Na
má hora de Bolsonaro
Medo
da derrota nas urnas pode gerar ataque desvairado da criminalidade
Janio
de Freitas, Folha de S. Paulo
1
— O período entre a eleição e a posse está propenso a ser alarmante, mas não
por desatinos militarescos. Três meses a mais da matança já em curso de chefes
indígenas, invasão das terras de reserva, maior desmatamento, novos e urgentes
garimpos ilegais —um ataque desvairado da criminalidade em tempo de aproveitar
a licenciosidade que Bolsonaro lhe
proporciona, por sua própria criminalidade. A ofensiva apressada pelo medo da
derrota eleitoral.
É
o que está havendo em grande parte do Brasil, não só na Amazônia. E sem
providência alguma nos muitos braços do governo destinados a esses problemas.

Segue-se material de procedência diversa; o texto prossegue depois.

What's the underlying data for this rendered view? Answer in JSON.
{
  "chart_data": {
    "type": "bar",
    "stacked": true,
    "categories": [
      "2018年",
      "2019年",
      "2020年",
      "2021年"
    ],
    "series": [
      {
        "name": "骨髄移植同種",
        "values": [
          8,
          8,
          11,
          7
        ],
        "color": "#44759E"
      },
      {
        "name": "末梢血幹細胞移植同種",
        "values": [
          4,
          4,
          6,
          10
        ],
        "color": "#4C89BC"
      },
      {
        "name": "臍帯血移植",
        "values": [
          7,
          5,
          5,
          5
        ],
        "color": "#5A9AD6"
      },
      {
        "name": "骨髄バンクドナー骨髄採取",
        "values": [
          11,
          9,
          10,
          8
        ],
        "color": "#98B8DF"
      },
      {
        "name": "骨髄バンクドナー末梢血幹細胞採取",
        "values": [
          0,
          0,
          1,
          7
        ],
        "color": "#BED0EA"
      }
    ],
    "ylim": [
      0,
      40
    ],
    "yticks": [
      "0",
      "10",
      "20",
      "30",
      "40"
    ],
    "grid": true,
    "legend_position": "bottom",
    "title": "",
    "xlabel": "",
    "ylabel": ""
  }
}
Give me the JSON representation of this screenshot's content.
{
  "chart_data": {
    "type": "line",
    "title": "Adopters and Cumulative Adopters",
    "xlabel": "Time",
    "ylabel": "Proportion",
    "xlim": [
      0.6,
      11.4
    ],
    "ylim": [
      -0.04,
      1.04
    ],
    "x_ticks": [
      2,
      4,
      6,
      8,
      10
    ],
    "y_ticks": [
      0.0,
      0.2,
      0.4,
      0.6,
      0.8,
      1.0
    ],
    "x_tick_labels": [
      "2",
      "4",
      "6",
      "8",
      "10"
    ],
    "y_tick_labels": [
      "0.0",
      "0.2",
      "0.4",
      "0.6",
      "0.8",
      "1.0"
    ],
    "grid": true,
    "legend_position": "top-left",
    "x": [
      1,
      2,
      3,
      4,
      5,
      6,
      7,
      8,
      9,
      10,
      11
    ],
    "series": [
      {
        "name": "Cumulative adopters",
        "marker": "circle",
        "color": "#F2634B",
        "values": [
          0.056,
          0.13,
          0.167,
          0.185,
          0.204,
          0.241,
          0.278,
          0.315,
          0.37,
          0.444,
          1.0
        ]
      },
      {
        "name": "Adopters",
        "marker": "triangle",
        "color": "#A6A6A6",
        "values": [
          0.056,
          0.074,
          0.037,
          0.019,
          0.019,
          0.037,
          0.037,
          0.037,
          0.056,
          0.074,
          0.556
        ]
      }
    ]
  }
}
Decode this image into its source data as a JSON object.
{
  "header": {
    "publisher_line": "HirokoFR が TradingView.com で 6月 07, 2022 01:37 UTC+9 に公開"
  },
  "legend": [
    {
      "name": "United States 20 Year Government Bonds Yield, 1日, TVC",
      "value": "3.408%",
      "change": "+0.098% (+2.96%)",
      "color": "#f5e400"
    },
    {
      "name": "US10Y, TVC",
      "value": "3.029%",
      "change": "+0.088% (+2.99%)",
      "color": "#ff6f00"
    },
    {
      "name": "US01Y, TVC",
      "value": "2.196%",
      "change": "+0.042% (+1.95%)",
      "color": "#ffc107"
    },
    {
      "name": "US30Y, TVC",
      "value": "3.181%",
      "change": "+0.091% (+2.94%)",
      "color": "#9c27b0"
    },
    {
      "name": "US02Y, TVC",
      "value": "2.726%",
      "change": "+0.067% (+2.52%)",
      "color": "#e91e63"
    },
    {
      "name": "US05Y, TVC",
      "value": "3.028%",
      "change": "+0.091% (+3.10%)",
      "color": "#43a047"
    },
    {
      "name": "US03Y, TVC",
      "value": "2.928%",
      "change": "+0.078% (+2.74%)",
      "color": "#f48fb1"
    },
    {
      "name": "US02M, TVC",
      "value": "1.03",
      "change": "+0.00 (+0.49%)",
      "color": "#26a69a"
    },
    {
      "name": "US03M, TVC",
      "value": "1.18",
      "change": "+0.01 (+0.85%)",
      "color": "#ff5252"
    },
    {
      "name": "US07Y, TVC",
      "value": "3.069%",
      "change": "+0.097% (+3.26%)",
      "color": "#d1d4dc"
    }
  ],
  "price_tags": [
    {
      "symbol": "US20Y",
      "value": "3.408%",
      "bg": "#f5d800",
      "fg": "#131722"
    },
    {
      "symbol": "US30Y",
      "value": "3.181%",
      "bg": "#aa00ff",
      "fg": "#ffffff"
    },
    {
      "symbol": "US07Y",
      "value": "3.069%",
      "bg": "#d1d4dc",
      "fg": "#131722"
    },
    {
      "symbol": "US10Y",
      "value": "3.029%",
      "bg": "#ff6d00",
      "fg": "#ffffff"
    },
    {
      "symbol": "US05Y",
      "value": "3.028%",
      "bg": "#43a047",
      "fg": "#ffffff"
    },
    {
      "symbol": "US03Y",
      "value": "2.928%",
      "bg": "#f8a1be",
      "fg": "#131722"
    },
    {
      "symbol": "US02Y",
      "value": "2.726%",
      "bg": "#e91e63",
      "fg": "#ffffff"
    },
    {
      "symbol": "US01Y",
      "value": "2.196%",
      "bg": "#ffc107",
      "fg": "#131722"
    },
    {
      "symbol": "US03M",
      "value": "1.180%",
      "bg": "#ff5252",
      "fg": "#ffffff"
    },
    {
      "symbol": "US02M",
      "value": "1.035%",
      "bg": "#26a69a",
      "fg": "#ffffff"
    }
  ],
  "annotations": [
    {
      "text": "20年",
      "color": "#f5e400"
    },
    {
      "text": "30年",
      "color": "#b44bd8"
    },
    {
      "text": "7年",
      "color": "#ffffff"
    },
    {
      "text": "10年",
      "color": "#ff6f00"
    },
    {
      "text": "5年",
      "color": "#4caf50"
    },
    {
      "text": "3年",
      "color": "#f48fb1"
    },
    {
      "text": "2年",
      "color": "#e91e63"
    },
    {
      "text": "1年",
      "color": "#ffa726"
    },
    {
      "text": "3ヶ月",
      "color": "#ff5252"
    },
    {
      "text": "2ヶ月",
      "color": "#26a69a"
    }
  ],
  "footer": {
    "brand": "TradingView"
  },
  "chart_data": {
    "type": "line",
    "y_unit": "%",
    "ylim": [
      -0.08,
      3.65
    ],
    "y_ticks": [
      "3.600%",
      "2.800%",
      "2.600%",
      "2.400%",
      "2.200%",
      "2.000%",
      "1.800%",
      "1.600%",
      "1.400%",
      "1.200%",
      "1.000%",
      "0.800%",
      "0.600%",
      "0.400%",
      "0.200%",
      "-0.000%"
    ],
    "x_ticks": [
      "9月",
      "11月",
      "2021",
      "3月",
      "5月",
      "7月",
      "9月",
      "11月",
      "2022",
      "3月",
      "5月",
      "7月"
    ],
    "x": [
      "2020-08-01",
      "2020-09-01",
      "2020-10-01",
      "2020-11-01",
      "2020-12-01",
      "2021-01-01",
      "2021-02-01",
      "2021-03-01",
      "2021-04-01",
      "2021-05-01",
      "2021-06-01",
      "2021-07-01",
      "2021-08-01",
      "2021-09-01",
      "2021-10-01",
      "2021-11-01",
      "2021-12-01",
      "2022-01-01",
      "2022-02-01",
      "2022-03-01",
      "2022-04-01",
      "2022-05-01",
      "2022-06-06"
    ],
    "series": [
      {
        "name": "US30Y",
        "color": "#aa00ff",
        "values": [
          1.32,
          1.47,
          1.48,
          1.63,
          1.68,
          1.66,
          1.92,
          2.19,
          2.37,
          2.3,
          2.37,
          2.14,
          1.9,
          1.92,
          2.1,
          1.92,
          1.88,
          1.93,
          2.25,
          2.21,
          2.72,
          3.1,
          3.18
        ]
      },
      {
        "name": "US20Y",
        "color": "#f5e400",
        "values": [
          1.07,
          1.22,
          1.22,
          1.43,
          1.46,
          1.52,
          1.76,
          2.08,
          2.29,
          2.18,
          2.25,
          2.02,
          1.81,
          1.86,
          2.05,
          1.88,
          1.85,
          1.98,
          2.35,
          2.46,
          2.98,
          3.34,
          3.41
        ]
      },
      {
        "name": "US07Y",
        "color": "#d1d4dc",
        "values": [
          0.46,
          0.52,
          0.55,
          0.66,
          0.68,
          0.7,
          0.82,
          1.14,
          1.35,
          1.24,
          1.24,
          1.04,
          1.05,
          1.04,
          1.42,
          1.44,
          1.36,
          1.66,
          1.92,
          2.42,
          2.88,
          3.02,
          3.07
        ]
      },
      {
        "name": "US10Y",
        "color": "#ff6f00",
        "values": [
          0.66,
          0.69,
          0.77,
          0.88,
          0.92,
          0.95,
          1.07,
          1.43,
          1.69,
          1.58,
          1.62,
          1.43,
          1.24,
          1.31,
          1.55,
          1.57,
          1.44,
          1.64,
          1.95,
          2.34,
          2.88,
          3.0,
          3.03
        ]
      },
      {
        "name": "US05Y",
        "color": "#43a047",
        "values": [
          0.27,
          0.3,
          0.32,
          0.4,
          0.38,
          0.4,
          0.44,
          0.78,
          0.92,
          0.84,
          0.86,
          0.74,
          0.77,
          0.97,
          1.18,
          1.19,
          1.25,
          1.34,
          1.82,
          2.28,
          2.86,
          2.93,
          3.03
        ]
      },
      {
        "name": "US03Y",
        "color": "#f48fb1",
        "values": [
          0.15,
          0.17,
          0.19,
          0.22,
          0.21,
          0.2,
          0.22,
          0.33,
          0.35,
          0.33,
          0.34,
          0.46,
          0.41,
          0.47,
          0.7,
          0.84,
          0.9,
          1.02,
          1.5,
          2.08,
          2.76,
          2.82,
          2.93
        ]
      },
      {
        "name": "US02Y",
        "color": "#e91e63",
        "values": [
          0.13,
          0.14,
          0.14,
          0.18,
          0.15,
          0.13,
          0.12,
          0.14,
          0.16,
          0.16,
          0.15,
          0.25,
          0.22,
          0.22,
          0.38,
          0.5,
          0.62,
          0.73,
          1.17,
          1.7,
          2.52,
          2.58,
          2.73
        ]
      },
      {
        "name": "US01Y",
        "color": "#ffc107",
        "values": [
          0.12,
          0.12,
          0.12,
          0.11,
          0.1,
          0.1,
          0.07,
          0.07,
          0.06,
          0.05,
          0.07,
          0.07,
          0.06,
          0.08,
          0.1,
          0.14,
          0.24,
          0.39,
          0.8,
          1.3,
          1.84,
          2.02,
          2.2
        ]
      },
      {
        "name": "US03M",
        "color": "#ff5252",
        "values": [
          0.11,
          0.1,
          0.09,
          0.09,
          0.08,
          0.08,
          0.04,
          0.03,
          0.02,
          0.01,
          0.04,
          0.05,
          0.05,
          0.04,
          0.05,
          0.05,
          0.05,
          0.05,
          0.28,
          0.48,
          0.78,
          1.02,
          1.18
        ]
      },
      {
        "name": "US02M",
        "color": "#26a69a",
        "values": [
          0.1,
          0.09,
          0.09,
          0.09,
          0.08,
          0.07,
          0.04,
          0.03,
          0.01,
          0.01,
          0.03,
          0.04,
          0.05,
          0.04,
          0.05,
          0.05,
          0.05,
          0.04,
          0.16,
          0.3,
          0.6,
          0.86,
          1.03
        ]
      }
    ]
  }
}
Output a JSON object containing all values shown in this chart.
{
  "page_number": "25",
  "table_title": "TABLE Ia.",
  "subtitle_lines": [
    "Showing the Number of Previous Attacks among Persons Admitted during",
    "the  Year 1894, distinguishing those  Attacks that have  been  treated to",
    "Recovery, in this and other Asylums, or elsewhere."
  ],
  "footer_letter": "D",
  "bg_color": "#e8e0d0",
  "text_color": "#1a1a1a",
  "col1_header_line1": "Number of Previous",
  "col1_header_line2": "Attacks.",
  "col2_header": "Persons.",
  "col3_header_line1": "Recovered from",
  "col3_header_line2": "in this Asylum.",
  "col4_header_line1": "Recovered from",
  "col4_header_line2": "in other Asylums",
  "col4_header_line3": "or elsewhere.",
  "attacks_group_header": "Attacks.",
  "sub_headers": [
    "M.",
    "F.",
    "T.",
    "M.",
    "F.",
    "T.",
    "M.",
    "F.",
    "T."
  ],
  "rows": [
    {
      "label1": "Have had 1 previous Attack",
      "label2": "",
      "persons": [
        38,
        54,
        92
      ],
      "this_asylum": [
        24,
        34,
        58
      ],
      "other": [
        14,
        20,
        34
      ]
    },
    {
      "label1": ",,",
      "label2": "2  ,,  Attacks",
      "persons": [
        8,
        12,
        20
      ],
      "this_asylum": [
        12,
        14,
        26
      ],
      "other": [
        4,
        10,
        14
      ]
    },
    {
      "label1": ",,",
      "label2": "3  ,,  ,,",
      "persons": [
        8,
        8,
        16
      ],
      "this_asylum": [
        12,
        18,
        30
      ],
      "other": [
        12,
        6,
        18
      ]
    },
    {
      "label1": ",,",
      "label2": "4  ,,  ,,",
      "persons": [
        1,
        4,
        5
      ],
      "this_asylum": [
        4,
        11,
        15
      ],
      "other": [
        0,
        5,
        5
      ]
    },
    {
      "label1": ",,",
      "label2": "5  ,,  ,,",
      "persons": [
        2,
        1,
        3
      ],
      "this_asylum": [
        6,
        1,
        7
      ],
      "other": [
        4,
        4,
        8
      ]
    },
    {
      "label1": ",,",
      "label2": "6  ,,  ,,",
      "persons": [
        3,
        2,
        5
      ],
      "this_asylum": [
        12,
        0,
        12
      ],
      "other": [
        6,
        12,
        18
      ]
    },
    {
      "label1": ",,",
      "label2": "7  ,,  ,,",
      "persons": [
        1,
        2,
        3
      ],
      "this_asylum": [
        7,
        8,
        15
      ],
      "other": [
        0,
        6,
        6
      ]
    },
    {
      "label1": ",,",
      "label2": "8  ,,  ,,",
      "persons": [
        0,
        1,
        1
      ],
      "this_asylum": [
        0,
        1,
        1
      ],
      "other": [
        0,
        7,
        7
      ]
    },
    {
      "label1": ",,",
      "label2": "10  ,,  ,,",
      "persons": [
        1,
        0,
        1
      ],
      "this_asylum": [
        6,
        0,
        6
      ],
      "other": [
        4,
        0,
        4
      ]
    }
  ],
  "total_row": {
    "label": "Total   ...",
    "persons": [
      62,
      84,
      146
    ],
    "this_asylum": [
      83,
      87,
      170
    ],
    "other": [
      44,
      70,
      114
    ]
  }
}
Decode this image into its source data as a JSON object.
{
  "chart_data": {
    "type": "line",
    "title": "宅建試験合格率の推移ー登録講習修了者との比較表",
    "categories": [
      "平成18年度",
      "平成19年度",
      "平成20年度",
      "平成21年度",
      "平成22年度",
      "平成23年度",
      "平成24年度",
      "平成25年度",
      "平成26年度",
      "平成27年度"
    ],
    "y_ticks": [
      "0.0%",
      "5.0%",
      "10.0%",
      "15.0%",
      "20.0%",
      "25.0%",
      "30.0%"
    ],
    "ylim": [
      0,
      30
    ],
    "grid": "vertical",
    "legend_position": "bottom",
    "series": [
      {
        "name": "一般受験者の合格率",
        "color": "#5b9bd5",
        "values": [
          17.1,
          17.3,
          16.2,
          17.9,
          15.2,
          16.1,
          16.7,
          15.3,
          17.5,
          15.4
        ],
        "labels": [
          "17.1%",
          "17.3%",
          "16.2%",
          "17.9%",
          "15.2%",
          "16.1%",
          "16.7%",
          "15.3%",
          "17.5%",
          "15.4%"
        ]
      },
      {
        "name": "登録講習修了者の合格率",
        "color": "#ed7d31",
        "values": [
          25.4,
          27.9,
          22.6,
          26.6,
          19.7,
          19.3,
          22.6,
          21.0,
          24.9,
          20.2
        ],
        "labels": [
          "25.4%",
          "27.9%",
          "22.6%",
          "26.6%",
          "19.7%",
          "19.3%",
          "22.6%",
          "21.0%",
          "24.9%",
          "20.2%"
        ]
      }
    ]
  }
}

Onde consta haver ou ter havido algum olhar da Polícia Federal, sempre por
apelos desesperados, nada de resultante se registra contra a ilegalidade armada
e endinheirada. Nas informações imprecisas, as mortes de chefes indígenas já
estão entre sete e dez.
A única maneira de talvez conseguir-se algumas providências é maior atenção da imprensa para as situações agudas, ao menos essas. Não seria generosidade. É um dever historicamente muito mal cumprido pela imprensa. Como se não compreendesse que relegar a dimensão humana e moral do extermínio de indígenas e da exploração ilegal de riquezas públicas é, no mínimo, também conivência com essa criminalidade.
2
— Mostrou-se com clareza uma particularidade de Bolsonaro até agora pouco
observada: a ingratidão. Seu insulto a uma jornalista rivalizou, em espaço de
imprensa e tempo de TV, com nada menos do que a eleição para a Presidência do
país. Embora não fosse comparável aos insultos dirigidos às jornalistas Patrícia Campos
Mello, Míriam Leitão, Elvira Lobato e outras, teve a particularidade
de tomar o lugar do que devia ser um agradecimento de Bolsonaro.
De
sua parte, Vera Magalhães poderia
mesmo surpreender-se. Até a recente transferência para O Globo, sua atividade
no Twitter, na Jovem Pan, em artigos foi integrante da incitação ao clima
furioso que favoreceu Bolsonaro. Um exemplo poderia bastar: no extenso rol de
agressões verbais recebidas pela Folha, talvez nenhuma
seja tão brutal quanto a de Vera Magalhães, apenas pelo convite a Guilherme
Boulos para uma colaboração temporária —em conformidade com o pluralismo único
da Folha.
Nestes dias, as redes estão repletas de mensagens inesquecíveis da
jornalista, com predileção por suas frases na morte de Marisa Lula da Silva. O
que explica o insulto de Bolsonaro, e ainda a pergunta boba do deputado que o
repetiu, parece ser menos a condição feminina aviltada pelo bolsonarismo do que
a perda de uma jornalista útil, de repente moderada no novo emprego. Bolsonaro
foi até explícito no ataque à jornalista ("você envergonha o jornalismo"),
não à pessoa.
Nem Bolsonaro ataca só mulheres, com tantas agressões verbais a
repórteres masculinos no cercadinho do Alvorada, por exemplo, e fora dele.
Bolsonaro e seus apoiadores são crias do fascismo, com tempero miliciano e
militar. Nesse extremismo, quem não está ou não está mais com eles é inimigo,
na acepção mais totalizante da palavra.
3
— Ciro Gomes já
provou sua atual falta de condições para avaliar o papel que representa nesta
disputa pela Presidência. Aderiu a métodos de Bolsonaro, sem aderir ao próprio.
Age como se pretendesse apenas fazer um estrago daqueles. Não é, com toda a
certeza, uma das possibilidades que sua vida política lhe abriu.
Nenhuma
pessoa intelectualmente honesta equipara Lula e Bolsonaro. Se quiser, detesta
Lula como político e como ser humano, mas reconhece que nele não há sequer
resquício da perversidade, da atração pela morte alheia, da busca de ligação
com o pior da sociedade que são, entre tantas perversões, intrínsecos na
natureza de Bolsonaro.
Como
prejudicado, é legítimo que Ciro defenda-se do voto útil. Não, porém, por meio
de conceituações mentirosas, até porque dele já se valeu. O voto útil é uma
escolha tal como foi a preferência anterior, mas muito mais forte em seu
civismo: o eleitor desiste da sua escolha mais pessoal para apoiar o que lhe
parece mais conveniente nas circunstâncias postas.
A
campanha de Ciro Gomes parece elaborada, em sua fúria no molde bolsonarista,
para demonstrar que o candidato perdeu as condições psicológicas e cívicas
esperadas de um presidente. Uma forma de sugerir o voto útil.